Longer Thoughts (from this morning’s journal):
A wonderful truth. I just want to sit under this reality for a minute. We do not know what tomorrow will bring. Think about the humbling power of the future. Not even tomorrow, necessarily, but the simple concept of “future” in general. I am—as I said in this journal somewhere before—“temporally blind.” I cannot see one second in front of my face. I am walking like a blind man into every coming moment. Intuition, experience, logical cause and effect are like my cane, tapping on the unseen ground ahead of me, but none of these are infallible, there may be a low hanging ledge that appears with no warning, etc. What a gift this is! What a gift not to know what the future holds!
What a mercy that we cannot see what’s coming, that we do not know what’s ahead……Why a gift? Why a mercy? Because, what would you do in, say, a raft when the oars are gone and the water is rapid and you are, say, bound and gagged and blindfolded? All you can do is push yourself into a corner and trust wholly in the raft to get you through. It demands a submission of the whole being, an “into your hands I commit my spirit” sort of soul-posture. And that is a gift…..Yes, we are time blind, and this—James says—ought to humble us. Or, actually, James says, to not recognize this is boastful and evil.
Why evil? Why is it evil to think that I know what I’ll be doing today at 3pm? Well, verse 15 gives us a hint when it says,
“Instead you ought to say, ‘If the Lord wills, we will live and do this or that.’”
Confidence in my future plans is ignoring at best and opposing at worst the reality that it is the will of another that actually determines my future. Think on that…..its not simply that I am not in control of my future, its that someone else is in control. Glory to God! The point here is not “surrender to fate” or that we are all little drops of water in the great stream of life or some fatalistic view like that, the point here is that we are not in control because Christ (likely the referent of “Lord”) is in control!
Yes, because the will of the Risen Lord determines our future (John 21:22), we betray a spirit of arrogance and rebellion when we—in our monumental ignorance and impotence—presume to know what we will or will not do in the future. This, James says, is evil because it is, essentially, an attempted power grab from the Lord.
But consider what a glorious reality we are invited into! We are invited—even commanded—to recognize that the will of Jesus Christ is the controlling and decisive factor in every future moment of our lives! What hope! What joy! What confidence! What peace! The will, the desire, the purposes, the heart of the one who I meet in the gospels, of the one whose Name is made known to me in the infinite love of the cross, the one who lives forever having overcome the world, my King, my Brother, my High Priest, my Shepherd, the Joy of all desire, this great Lord authors our every future moment………Could there be a more beautiful hope for the human soul than this?
And this does not mean no horror…..remember that James begins his letter by acknowledging the reality of trials of many different kinds that believers will face.
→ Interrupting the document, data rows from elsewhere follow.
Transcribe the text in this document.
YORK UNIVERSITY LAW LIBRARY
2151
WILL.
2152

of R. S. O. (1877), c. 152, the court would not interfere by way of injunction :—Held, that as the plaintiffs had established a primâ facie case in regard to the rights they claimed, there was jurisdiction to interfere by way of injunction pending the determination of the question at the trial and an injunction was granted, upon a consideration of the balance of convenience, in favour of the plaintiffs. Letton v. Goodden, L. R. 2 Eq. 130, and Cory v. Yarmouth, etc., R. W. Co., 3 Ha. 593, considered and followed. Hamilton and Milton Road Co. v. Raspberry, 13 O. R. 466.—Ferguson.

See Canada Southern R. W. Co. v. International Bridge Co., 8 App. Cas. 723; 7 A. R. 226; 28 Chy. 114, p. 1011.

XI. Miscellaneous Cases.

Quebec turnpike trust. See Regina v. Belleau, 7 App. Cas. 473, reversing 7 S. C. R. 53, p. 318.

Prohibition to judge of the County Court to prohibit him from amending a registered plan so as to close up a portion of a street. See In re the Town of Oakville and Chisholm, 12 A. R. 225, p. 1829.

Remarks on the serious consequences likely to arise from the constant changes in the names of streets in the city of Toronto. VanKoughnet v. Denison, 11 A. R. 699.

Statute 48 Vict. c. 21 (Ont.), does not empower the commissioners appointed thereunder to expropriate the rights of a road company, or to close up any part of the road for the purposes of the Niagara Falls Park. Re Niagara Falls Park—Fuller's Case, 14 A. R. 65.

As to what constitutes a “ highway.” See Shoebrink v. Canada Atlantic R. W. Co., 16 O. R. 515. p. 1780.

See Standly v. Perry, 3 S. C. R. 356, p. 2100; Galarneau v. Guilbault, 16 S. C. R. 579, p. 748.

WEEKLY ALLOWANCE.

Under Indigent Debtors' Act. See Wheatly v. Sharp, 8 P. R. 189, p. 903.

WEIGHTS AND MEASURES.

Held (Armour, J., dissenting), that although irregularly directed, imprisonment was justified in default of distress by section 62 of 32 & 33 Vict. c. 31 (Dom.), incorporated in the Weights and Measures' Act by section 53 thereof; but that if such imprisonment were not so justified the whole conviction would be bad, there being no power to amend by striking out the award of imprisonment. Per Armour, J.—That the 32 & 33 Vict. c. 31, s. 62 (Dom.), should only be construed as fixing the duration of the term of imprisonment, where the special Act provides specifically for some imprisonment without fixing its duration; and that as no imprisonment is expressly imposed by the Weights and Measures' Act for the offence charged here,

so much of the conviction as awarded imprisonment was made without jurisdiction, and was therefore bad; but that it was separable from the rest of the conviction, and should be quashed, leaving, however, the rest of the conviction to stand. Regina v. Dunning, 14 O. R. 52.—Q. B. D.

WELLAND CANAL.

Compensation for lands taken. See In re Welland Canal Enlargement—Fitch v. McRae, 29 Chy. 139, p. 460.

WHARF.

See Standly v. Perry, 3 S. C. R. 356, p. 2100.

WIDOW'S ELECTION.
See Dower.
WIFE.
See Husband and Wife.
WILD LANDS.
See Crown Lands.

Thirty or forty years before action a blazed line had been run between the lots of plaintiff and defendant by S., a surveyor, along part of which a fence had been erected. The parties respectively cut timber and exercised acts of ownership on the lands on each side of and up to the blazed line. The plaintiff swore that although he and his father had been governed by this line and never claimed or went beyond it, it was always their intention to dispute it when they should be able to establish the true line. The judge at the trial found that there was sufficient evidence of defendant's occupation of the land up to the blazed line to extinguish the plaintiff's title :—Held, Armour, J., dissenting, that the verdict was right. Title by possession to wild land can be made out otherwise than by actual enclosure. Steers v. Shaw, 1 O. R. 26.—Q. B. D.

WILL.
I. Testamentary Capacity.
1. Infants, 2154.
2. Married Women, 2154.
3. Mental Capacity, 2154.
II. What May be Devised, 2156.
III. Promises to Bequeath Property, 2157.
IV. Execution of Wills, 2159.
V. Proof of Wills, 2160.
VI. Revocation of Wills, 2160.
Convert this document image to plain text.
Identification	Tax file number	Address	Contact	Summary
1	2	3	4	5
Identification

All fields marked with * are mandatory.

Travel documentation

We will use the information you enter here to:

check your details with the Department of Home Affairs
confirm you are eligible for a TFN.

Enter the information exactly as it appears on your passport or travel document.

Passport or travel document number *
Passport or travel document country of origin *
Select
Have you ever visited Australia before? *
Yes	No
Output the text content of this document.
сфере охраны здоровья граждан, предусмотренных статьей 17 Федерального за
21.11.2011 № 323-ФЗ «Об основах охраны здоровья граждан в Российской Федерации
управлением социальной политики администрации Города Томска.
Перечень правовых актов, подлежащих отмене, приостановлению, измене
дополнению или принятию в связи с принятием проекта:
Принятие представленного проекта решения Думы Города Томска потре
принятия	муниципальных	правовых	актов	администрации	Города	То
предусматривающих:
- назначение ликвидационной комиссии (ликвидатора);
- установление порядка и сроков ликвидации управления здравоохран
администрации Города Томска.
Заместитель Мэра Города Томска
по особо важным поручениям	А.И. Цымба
And if tradition is correct, James himself was thrown from the temple and martyred. Jesus is not afraid to write very, very hard chapters in the lives of His beloved ones, and our hope is not that we will be spared such chapters……no, our hope is simply that it is Jesus who writes them……His heart is so beloved by our souls, so trusted by our whole being, so desired by every longing that we—by grace and with joy—submit ourselves utterly to the good purposes of His will. He cannot and will not author a tragedy….not a final tragedy……no….He swallowed tragedy into Himself on the cross and, by the eucatastrophe of his resurrection, has proven ultimate reality to be “Comedy”—that is to say—this story ends with Joy.